Under terms of the agreement, Waypoint shareholders are entitled to receive $28 in cash or approximately 1.3 shares of Sovereign common stock or a combination of both for every Waypoint share they hold. Allocation procedures stipulate that 70% of Waypoint shares will be exchanged for Sovereign shares and 30% will be redeemed for cash. If Waypoint shareholders fail to elect this ratio, Sovereign is permitted to require them to accept more stock or cash in order to achieve the 70/30%, stock/cash ratio.
Sovereign is a $45-billion financial institution. It operates in Connecticut, Massachusetts, New Hampshire, New Jersey, New York, Pennsylvania and Rhode Island. Waypoint is a $5.3-billion bank holding company, and its primary Pennsylvania service area includes Dauphin, Cumberland, York, Lancaster, and Lebanon counties.

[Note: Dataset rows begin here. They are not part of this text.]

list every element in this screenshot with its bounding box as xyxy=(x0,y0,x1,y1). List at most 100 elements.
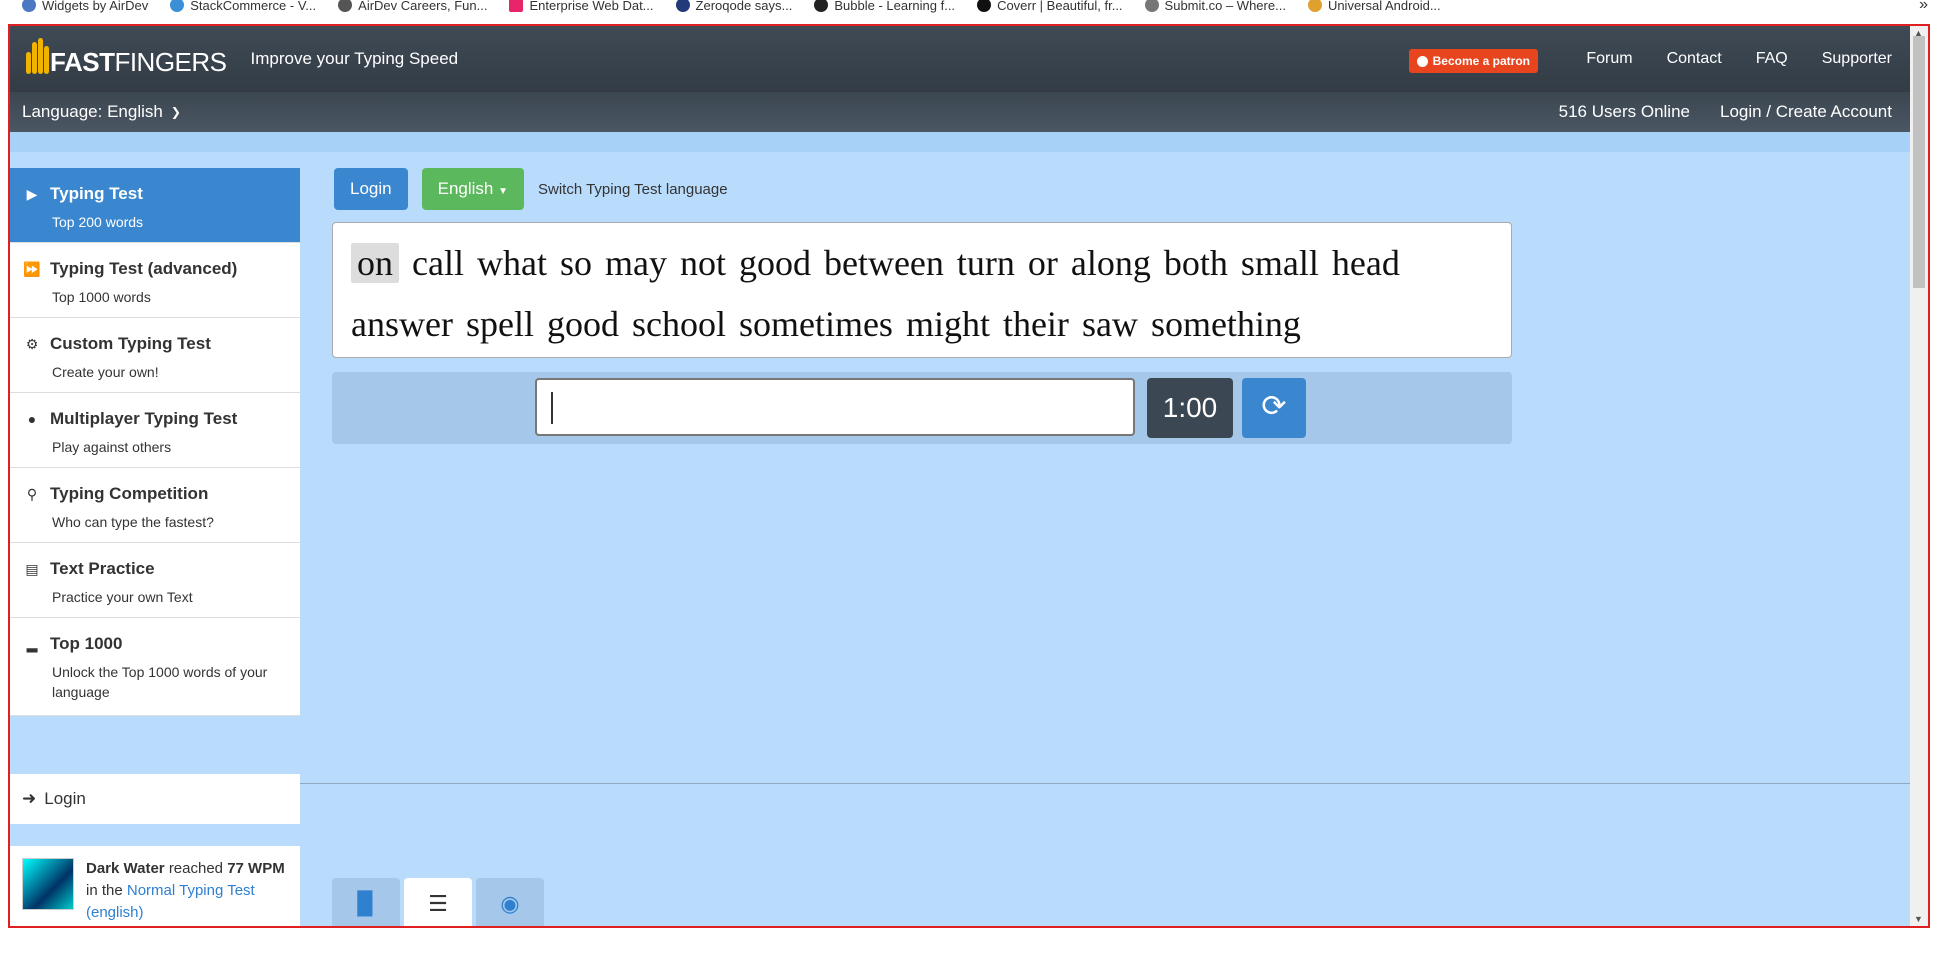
bookmark-item[interactable]: Zeroqode says... xyxy=(675,0,792,13)
word: along xyxy=(1070,243,1151,283)
bookmark-favicon-icon xyxy=(1307,0,1322,12)
activity-text: Dark Water reached 77 WPM in the Normal … xyxy=(86,860,285,921)
word-line-2: answer spell good school sometimes might their… xyxy=(351,294,1493,355)
timer: 1:00 xyxy=(1147,378,1233,438)
login-button[interactable]: Login xyxy=(334,168,408,210)
switch-language-text: Switch Typing Test language xyxy=(538,180,728,198)
word: good xyxy=(546,304,619,344)
word: turn xyxy=(956,243,1015,283)
chevron-down-icon: ❯ xyxy=(170,105,181,119)
nav-faq[interactable]: FAQ xyxy=(1756,50,1788,68)
tab-stats[interactable]: ▉ xyxy=(332,878,400,926)
sub-header: Language: English ❯ 516 Users Online Log… xyxy=(10,92,1910,132)
bookmark-item[interactable]: Coverr | Beautiful, fr... xyxy=(977,0,1123,13)
top-nav: Forum Contact FAQ Supporter xyxy=(1586,50,1892,68)
site-tagline: Improve your Typing Speed xyxy=(250,49,459,68)
input-row: 1:00 ⟳ xyxy=(332,372,1512,444)
word: not xyxy=(679,243,726,283)
bookmark-item[interactable]: Universal Android... xyxy=(1307,0,1441,13)
scroll-down-icon[interactable]: ▼ xyxy=(1914,914,1923,924)
users-icon: ● xyxy=(27,411,37,427)
document-icon: ▤ xyxy=(25,560,39,577)
nav-supporter[interactable]: Supporter xyxy=(1822,50,1892,68)
word: so xyxy=(559,243,592,283)
tab-server[interactable]: ☰ xyxy=(404,878,472,926)
bookmark-item[interactable]: Bubble - Learning f... xyxy=(814,0,955,13)
sidebar-item-top-1000[interactable]: ▂ Top 1000 Unlock the Top 1000 words of y… xyxy=(10,618,300,716)
word: good xyxy=(738,243,811,283)
word: between xyxy=(823,243,944,283)
play-icon: ▶ xyxy=(26,185,38,202)
word: what xyxy=(476,243,547,283)
users-online-count: 516 Users Online xyxy=(1558,102,1690,121)
bookmark-favicon-icon xyxy=(675,0,690,12)
bookmark-favicon-icon xyxy=(509,0,524,12)
bookmark-item[interactable]: StackCommerce - V... xyxy=(170,0,316,13)
bookmark-favicon-icon xyxy=(22,0,36,12)
gears-icon: ⚙ xyxy=(25,335,39,352)
bookmark-favicon-icon xyxy=(814,0,829,12)
word: sometimes xyxy=(738,304,893,344)
word: or xyxy=(1027,243,1058,283)
reload-button[interactable]: ⟳ xyxy=(1242,378,1306,438)
word: spell xyxy=(465,304,534,344)
scroll-thumb[interactable] xyxy=(1913,36,1925,288)
word: may xyxy=(604,243,667,283)
bookmarks-more-button[interactable]: » xyxy=(1919,0,1928,14)
caret-down-icon: ▼ xyxy=(498,186,509,197)
sidebar-item-text-practice[interactable]: ▤ Text Practice Practice your own Text xyxy=(10,543,300,618)
sidebar-item-custom-typing-test[interactable]: ⚙ Custom Typing Test Create your own! xyxy=(10,318,300,393)
word: head xyxy=(1331,243,1400,283)
bookmark-favicon-icon xyxy=(1144,0,1159,12)
bookmark-item[interactable]: AirDev Careers, Fun... xyxy=(338,0,487,13)
bookmark-item[interactable]: Submit.co – Where... xyxy=(1144,0,1286,13)
action-row: Login English ▼ Switch Typing Test langu… xyxy=(334,168,728,210)
language-select-button[interactable]: English ▼ xyxy=(421,168,525,210)
word-display: on call what so may not good between turn or along… xyxy=(332,222,1512,358)
top-header: FASTFINGERS Improve your Typing Speed Be… xyxy=(10,26,1910,92)
word: answer xyxy=(351,304,453,344)
patreon-icon xyxy=(1416,55,1428,67)
logo-text: FASTFINGERS xyxy=(50,47,227,77)
globe-icon: ◉ xyxy=(500,891,520,916)
word: might xyxy=(905,304,990,344)
login-create-account-link[interactable]: Login / Create Account xyxy=(1720,102,1892,122)
word: their xyxy=(1002,304,1069,344)
avatar[interactable] xyxy=(22,858,74,910)
bookmarks-bar: Widgets by AirDev StackCommerce - V... A… xyxy=(0,0,1938,20)
site-logo[interactable]: FASTFINGERS xyxy=(24,36,227,82)
header-stripe xyxy=(10,132,1910,152)
typing-input[interactable] xyxy=(535,378,1135,436)
nav-forum[interactable]: Forum xyxy=(1586,50,1632,68)
hand-logo-icon xyxy=(24,36,50,82)
word: call xyxy=(412,243,464,283)
sidebar-item-typing-test[interactable]: ▶ Typing Test Top 200 words xyxy=(10,168,300,243)
bar-chart-icon: ▉ xyxy=(357,891,375,916)
fast-forward-icon: ⏩ xyxy=(23,260,41,277)
word: school xyxy=(631,304,726,344)
bookmark-item[interactable]: Enterprise Web Dat... xyxy=(509,0,654,13)
nav-contact[interactable]: Contact xyxy=(1667,50,1722,68)
sidebar: ▶ Typing Test Top 200 words ⏩ Typing Test … xyxy=(10,168,300,716)
sign-in-icon: ➜ xyxy=(22,789,37,808)
word: both xyxy=(1163,243,1228,283)
scrollbar[interactable]: ▲ ▼ xyxy=(1910,26,1928,926)
sidebar-item-multiplayer[interactable]: ● Multiplayer Typing Test Play against ot… xyxy=(10,393,300,468)
tab-globe[interactable]: ◉ xyxy=(476,878,544,926)
bookmark-favicon-icon xyxy=(170,0,185,12)
recent-activity: Dark Water reached 77 WPM in the Normal … xyxy=(10,824,300,926)
word: something xyxy=(1150,304,1301,344)
sidebar-login-button[interactable]: ➜ Login xyxy=(10,774,300,824)
sidebar-item-typing-test-advanced[interactable]: ⏩ Typing Test (advanced) Top 1000 words xyxy=(10,243,300,318)
server-icon: ☰ xyxy=(428,891,448,916)
current-word: on xyxy=(351,243,399,283)
result-tabs: ▉ ☰ ◉ xyxy=(332,878,544,926)
bookmark-favicon-icon xyxy=(977,0,992,12)
sidebar-item-competition[interactable]: ⚲ Typing Competition Who can type the fas… xyxy=(10,468,300,543)
language-dropdown[interactable]: Language: English ❯ xyxy=(22,102,181,122)
bookmark-item[interactable]: Widgets by AirDev xyxy=(22,0,148,13)
signal-icon: ▂ xyxy=(26,635,38,652)
bookmark-favicon-icon xyxy=(338,0,353,12)
refresh-icon: ⟳ xyxy=(1261,390,1287,423)
become-patron-button[interactable]: Become a patron xyxy=(1408,49,1538,73)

Jay S. Sidhu, chairman and CEO of Sovereign, says the acquisition "creates leading market share positions in new and contiguous micro-markets. Waypoint has a business model emphasizing low risk retail and commercial banking, which is of a manageable size to facilitate integration. In addition, there are meaningful cost savings due to branch overlap and economies of scale," he adds.
The merger, subject to approval by various regulatory agencies, is expected to close during the fourth quarter of this year.